Teuku Umar berusia 19 tahun ketika dia pertama kali mengangkat senjata dan melawan Belanda pada awal agresi Belanda pertama pada tahun 1873. Ketika dia berusia 29 tahun, dia berpura-pura menjadi kolaborator Belanda dan masuk ke dalam dinas militer Belanda. Dia disambut dengan hangat oleh Gubernur Van Teijn, yang bermaksud menggunakan Teuku Umar sebagai ‘agen’ untuk mendapatkan simpati orang Aceh.

Teuku Umar membuktikan keberhargaannya kepada Belanda dengan menghancurkan pos-pos pertahanan Aceh. Akibatnya, dia diberikan peran lebih besar dalam memimpin 17 komandan dan 120 tentara, termasuk seorang laksamana.

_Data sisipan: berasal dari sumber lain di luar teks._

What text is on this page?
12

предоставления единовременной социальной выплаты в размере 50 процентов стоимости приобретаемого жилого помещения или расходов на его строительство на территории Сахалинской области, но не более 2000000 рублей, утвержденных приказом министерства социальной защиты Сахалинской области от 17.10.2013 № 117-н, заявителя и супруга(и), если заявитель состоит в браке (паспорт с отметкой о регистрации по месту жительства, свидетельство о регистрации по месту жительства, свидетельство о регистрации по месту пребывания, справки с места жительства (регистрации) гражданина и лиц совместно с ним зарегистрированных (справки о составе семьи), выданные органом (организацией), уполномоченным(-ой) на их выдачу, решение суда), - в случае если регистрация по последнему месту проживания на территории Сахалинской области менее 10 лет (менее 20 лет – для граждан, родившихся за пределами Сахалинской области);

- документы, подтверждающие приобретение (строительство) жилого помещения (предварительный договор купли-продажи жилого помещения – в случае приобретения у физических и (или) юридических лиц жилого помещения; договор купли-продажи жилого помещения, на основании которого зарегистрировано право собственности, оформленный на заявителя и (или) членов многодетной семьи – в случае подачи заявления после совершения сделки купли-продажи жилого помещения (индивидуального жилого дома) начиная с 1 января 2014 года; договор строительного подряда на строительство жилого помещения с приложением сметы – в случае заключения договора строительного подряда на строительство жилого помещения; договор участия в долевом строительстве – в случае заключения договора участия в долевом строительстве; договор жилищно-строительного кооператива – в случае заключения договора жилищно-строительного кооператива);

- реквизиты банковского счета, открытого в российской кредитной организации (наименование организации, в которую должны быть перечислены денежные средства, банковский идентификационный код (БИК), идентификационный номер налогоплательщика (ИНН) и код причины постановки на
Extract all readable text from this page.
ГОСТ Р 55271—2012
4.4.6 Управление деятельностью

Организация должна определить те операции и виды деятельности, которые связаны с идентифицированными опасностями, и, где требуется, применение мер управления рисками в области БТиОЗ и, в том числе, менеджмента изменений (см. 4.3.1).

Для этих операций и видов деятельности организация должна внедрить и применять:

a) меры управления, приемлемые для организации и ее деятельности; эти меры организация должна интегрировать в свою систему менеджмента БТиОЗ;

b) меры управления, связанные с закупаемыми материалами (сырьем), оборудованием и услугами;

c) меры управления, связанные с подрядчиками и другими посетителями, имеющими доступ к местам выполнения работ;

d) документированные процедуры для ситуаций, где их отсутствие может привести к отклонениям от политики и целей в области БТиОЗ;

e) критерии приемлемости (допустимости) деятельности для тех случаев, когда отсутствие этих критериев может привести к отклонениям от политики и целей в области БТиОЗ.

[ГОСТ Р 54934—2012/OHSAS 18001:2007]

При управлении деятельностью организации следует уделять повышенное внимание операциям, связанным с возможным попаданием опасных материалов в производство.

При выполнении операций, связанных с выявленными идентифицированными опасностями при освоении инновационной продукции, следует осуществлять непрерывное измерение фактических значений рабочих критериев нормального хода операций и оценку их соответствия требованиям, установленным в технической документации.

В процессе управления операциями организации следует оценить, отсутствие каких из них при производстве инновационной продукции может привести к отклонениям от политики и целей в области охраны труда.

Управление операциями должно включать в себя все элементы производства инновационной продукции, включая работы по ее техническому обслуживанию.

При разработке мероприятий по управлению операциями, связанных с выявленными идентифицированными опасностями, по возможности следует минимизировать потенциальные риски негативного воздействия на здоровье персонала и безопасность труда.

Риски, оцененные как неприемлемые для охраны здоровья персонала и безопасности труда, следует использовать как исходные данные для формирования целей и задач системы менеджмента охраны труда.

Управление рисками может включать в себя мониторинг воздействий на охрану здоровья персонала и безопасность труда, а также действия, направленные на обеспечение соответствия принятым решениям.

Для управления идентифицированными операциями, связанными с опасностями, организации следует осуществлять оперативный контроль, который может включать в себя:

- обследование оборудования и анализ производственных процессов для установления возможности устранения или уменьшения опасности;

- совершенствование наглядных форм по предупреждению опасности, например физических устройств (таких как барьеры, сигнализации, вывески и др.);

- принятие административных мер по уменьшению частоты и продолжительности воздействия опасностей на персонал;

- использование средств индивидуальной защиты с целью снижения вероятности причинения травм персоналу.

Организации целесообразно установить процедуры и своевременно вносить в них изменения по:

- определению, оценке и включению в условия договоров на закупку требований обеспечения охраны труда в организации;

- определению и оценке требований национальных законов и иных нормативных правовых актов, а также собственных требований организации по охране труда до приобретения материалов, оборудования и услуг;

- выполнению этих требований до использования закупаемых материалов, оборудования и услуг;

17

Perlawanan Teuku Umar terhadap Belanda dimulai ketika kapal Britania “Nicero” terdampar pada tahun 1884. Kapten dan kru ditawan oleh Raja Teunom, yang menuntut tebusan uang. Pemerintah Kolonial Belanda menugaskan Teuku Umar untuk merebut kembali kapal tersebut. Namun, ia menuntut untuk diberikan banyak peralatan dan senjata. Belanda memenuhi permintaannya.

Kemudian, Belanda terkejut oleh berita bahwa tentara mereka yang bergabung dengan Teuku Umar semuanya tewas di tengah laut. Teuku Umar mengambil semua senjata dan peralatan. Teuku Umar telah berbalik dan berpihak kepada orang Aceh melawan Belanda, membuat Belanda kesal.

Perang panjang yang terjadi antara orang Aceh dan Belanda memaksa Teuku Umar untuk merancang strategi baru, menggunakan trik lama yang sudah ia ketahui dengan baik. Sebagai seorang ahli tipu daya, sepuluh tahun kemudian, ia menyerahkan diri kepada Belanda lagi. Dia melakukannya dengan menyelenggarakan ‘pertempuran semu’ dan menyusun pasukan untuk mengirim pesan rahasia. Belanda, terkesan, memberinya gelar ‘Teuku Johan Jenderal-Besar Pahlawan Belanda’. Tiga tahun kemudian, seperti yang Anda duga, Teuku Umar mengkhianati Belanda untuk kedua kalinya. Dia mengambil pasukannya dan 800 senjata, 25.000 peluru, 500 kg amunisi, dan $18.000 dalam bentuk uang.

Setelah bertahun-tahun berperang melawan Belanda, Teuku Umar dibatasi ketika tiba di pinggiran Kota Meulaboh. Pasukan Belanda mengetahui lokasinya; Teuku Umar dan pasukannya dikelilingi. Dia dan pasukannya memilih untuk langsung melawan Belanda dan bertempur sampai akhir. Satu peluru musuh menembus dadanya. Teuku Umar meninggal sebagai seorang pahlawan.